German Sweet Potato Salad
There are two basic types of potato salad: mayonnaise-based and sugar-and-vinegar-based. I have always preferred the latter because of the sweet-and-sour element—plus it has bacon in it. This alluring sweet-and-sour salad replaces not-so-nice white potatoes with sweet potatoes (much nicer for you), and the texture of the salad has been bulked up with cauliflower.
Simple Macaroni Salad
A deli side-dish favorite, macaroni salad is a gimme on every table in America come summertime. Everyone has a favorite recipe—some contain ham, some peppers, some bacon, and some peas. But all contain high-fat mayonnaise and white pasta, a fundamentally bad combo. White pasta is replaced here with whole-wheat shells, and the high-fat mayo with low-fat mayo. I added a few bits and pieces, like smoked paprika, to give it some personality.
Red Apple Coleslaw
Coleslaw goes with so many things. You’ll rarely see a cookout without it.
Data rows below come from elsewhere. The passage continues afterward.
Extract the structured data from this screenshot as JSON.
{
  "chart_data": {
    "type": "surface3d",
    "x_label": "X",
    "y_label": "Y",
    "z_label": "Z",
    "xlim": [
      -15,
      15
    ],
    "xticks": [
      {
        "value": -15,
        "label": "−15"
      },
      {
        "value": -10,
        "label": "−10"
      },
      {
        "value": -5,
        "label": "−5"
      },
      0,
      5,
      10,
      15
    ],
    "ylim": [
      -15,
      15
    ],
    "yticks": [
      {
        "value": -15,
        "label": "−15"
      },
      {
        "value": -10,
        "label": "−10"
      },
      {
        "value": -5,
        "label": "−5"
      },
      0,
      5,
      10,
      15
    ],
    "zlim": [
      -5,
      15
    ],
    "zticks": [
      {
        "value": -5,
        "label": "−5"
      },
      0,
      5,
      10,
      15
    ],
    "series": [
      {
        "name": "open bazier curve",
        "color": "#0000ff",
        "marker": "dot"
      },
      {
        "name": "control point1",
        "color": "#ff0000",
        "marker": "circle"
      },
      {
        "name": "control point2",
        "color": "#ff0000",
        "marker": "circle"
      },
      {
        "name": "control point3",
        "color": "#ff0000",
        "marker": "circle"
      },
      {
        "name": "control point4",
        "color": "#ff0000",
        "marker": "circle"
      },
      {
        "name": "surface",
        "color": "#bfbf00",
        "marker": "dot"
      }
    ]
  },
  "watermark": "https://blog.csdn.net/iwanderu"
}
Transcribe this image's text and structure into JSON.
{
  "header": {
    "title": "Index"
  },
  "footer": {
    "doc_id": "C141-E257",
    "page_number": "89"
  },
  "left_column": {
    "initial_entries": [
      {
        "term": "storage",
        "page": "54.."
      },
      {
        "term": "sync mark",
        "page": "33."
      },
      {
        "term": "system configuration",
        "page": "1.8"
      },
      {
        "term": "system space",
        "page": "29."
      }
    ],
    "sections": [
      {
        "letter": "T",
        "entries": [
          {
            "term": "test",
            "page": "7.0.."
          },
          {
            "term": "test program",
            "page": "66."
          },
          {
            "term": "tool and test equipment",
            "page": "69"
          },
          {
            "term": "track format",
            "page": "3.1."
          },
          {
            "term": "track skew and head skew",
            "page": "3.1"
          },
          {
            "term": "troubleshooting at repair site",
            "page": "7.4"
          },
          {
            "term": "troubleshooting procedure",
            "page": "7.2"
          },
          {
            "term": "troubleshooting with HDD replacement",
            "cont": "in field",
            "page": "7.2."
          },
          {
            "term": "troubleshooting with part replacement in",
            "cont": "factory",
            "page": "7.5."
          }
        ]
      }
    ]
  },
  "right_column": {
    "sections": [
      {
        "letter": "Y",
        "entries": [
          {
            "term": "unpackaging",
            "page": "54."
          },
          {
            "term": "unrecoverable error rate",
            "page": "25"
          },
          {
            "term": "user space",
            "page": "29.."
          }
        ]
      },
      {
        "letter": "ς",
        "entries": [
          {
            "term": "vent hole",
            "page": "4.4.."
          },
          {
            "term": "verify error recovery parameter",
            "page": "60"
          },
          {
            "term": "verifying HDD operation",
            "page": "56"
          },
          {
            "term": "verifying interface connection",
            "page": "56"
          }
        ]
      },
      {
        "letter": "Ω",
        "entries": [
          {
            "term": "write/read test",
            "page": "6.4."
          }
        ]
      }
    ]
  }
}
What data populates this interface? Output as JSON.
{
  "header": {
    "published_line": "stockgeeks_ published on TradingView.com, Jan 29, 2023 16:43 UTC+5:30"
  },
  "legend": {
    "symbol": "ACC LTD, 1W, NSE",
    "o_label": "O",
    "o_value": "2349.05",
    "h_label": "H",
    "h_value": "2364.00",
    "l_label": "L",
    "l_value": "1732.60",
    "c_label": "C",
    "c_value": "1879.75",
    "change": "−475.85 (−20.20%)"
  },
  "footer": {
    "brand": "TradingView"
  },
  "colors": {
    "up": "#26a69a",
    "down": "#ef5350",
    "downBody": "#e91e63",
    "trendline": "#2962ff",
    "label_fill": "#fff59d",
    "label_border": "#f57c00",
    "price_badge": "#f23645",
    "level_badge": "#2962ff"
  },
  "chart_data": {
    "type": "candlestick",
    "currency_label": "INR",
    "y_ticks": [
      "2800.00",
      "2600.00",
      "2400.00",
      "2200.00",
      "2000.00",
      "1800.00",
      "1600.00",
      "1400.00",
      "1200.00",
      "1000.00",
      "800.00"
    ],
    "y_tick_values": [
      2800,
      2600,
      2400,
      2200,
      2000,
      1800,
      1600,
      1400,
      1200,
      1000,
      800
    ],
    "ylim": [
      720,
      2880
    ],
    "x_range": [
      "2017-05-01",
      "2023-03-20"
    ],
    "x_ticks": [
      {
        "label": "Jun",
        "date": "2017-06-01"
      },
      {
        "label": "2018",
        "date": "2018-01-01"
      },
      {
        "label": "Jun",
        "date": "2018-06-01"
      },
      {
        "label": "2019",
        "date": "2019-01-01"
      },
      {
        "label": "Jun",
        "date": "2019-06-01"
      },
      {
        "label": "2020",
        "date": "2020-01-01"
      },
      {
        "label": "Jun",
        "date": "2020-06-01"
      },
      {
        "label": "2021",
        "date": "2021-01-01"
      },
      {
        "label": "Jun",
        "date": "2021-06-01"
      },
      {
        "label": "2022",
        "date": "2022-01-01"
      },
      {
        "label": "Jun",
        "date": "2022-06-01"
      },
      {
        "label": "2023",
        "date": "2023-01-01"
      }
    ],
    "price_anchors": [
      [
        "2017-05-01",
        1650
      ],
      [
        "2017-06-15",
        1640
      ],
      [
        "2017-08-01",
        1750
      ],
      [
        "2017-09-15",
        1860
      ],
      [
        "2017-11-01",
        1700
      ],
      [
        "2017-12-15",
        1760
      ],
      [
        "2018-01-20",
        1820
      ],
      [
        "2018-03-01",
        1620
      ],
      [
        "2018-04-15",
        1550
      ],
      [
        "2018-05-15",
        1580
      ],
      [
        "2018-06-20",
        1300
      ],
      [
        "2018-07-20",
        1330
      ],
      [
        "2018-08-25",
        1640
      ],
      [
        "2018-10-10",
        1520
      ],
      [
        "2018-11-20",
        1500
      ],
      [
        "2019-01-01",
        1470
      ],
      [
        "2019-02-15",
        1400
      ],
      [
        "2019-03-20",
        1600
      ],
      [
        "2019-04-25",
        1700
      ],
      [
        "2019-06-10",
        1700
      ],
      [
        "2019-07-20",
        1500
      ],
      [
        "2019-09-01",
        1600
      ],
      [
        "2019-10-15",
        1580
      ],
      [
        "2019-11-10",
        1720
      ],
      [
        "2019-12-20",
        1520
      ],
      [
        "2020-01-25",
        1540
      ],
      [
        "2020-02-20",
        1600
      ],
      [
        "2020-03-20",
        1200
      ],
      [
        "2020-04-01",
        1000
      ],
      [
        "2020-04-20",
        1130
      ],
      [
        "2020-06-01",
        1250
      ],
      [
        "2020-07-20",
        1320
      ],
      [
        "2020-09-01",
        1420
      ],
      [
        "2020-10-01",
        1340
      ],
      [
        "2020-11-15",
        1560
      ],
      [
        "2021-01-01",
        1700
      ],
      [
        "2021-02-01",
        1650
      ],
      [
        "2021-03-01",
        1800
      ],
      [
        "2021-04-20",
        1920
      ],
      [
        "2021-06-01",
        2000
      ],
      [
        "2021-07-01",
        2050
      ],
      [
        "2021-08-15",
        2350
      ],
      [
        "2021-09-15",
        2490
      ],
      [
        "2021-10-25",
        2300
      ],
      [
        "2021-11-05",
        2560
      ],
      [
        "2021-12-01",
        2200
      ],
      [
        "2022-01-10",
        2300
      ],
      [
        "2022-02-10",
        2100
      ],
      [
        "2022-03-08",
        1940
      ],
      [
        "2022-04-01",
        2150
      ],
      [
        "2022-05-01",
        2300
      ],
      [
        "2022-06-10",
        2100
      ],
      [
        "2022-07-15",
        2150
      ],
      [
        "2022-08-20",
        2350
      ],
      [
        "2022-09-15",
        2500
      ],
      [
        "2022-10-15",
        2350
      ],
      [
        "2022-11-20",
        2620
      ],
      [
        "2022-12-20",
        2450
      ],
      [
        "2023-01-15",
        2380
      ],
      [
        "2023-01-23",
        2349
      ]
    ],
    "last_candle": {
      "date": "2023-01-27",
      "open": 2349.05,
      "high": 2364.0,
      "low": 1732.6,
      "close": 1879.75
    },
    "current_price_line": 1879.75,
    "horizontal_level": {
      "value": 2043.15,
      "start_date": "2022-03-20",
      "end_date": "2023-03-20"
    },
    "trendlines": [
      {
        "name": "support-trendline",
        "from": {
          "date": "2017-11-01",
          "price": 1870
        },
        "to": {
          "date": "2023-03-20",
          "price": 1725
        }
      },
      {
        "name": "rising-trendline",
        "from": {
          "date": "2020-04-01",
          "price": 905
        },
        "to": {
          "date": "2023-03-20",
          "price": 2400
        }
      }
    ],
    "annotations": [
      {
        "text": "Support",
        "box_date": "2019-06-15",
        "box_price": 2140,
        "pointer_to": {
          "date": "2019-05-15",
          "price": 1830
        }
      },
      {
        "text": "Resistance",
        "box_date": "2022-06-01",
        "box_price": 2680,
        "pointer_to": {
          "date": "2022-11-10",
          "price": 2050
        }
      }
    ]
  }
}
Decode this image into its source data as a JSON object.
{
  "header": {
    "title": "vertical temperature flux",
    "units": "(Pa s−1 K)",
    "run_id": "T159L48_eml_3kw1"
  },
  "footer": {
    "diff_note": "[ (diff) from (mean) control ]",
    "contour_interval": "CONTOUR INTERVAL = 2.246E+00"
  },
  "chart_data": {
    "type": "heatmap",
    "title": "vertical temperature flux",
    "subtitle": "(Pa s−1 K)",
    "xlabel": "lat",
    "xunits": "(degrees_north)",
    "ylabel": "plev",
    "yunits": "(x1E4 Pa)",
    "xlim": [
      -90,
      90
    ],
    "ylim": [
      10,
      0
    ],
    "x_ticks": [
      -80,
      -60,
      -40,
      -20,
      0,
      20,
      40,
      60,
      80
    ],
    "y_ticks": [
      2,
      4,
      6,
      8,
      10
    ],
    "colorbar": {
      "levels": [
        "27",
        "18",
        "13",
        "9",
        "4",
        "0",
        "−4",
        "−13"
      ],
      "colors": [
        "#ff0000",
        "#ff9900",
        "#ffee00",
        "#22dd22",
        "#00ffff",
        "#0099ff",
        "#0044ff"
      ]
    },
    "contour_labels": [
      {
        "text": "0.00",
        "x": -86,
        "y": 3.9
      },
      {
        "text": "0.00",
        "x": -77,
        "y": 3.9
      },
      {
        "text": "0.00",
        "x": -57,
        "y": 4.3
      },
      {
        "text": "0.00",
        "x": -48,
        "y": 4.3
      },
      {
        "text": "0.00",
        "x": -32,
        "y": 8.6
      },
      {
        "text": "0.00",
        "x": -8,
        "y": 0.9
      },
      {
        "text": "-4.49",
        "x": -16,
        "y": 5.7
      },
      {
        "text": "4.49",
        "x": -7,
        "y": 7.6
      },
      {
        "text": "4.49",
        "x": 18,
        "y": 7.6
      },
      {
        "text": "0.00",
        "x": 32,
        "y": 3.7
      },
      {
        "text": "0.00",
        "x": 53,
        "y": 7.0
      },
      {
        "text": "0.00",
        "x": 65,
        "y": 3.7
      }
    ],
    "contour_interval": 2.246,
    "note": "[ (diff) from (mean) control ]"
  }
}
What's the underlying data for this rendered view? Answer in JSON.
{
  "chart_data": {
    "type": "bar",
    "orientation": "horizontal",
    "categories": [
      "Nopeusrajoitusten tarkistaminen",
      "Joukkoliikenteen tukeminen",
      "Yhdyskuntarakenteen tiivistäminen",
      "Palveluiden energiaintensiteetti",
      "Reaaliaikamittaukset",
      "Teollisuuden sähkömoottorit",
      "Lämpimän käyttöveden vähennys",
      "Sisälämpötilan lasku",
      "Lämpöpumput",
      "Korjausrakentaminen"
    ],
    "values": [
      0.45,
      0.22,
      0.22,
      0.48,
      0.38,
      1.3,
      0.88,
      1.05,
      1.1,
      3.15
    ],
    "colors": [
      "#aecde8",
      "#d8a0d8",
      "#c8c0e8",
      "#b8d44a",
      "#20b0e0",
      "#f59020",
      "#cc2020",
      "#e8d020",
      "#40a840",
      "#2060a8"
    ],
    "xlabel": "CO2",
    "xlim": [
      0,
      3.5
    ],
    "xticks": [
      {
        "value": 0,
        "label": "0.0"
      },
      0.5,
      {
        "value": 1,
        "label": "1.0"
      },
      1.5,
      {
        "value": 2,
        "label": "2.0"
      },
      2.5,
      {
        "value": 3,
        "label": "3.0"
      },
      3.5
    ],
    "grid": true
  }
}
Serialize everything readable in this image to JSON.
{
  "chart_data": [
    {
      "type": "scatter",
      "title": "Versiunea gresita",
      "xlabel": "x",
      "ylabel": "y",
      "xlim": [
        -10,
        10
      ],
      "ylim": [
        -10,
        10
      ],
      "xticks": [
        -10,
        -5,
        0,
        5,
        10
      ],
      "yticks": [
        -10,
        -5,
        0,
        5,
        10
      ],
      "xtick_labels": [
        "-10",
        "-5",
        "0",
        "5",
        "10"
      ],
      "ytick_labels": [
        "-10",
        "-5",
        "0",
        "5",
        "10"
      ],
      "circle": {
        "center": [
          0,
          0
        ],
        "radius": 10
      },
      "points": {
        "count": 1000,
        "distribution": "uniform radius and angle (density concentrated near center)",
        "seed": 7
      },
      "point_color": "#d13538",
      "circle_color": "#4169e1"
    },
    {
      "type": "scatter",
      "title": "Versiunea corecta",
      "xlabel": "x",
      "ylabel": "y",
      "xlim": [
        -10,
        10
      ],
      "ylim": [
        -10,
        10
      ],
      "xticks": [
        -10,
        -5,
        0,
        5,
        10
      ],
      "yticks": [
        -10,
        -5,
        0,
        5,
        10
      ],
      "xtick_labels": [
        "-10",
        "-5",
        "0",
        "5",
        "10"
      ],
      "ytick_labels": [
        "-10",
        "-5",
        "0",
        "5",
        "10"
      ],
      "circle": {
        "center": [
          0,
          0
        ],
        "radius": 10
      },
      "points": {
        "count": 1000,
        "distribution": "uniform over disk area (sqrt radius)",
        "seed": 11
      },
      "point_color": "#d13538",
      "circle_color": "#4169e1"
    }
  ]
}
The crunchy shredded raw cabbage and the sweet-and-sour flavor make it a wonderfully piquant counterpoint to the grilled meats and BBQ sauce-slathered main dishes that make up America’s favorite backyard menus.
Skinny Chef’s Salad
Never trust a skinny chef—or one who serves you an 800- to 1,400-calorie chef’s salad! If you think you’re being good when you order this dish, think again. Given the exceedingly large quantity of deli meats, the Russian dressing, and the boiled eggs, you might as well eat a Big Mac. This version, however, really is a skinny salad. It calls for egg whites only, reduced-fat cheddar, and a reduced-fat full-flavor Russian dressing of my own creation.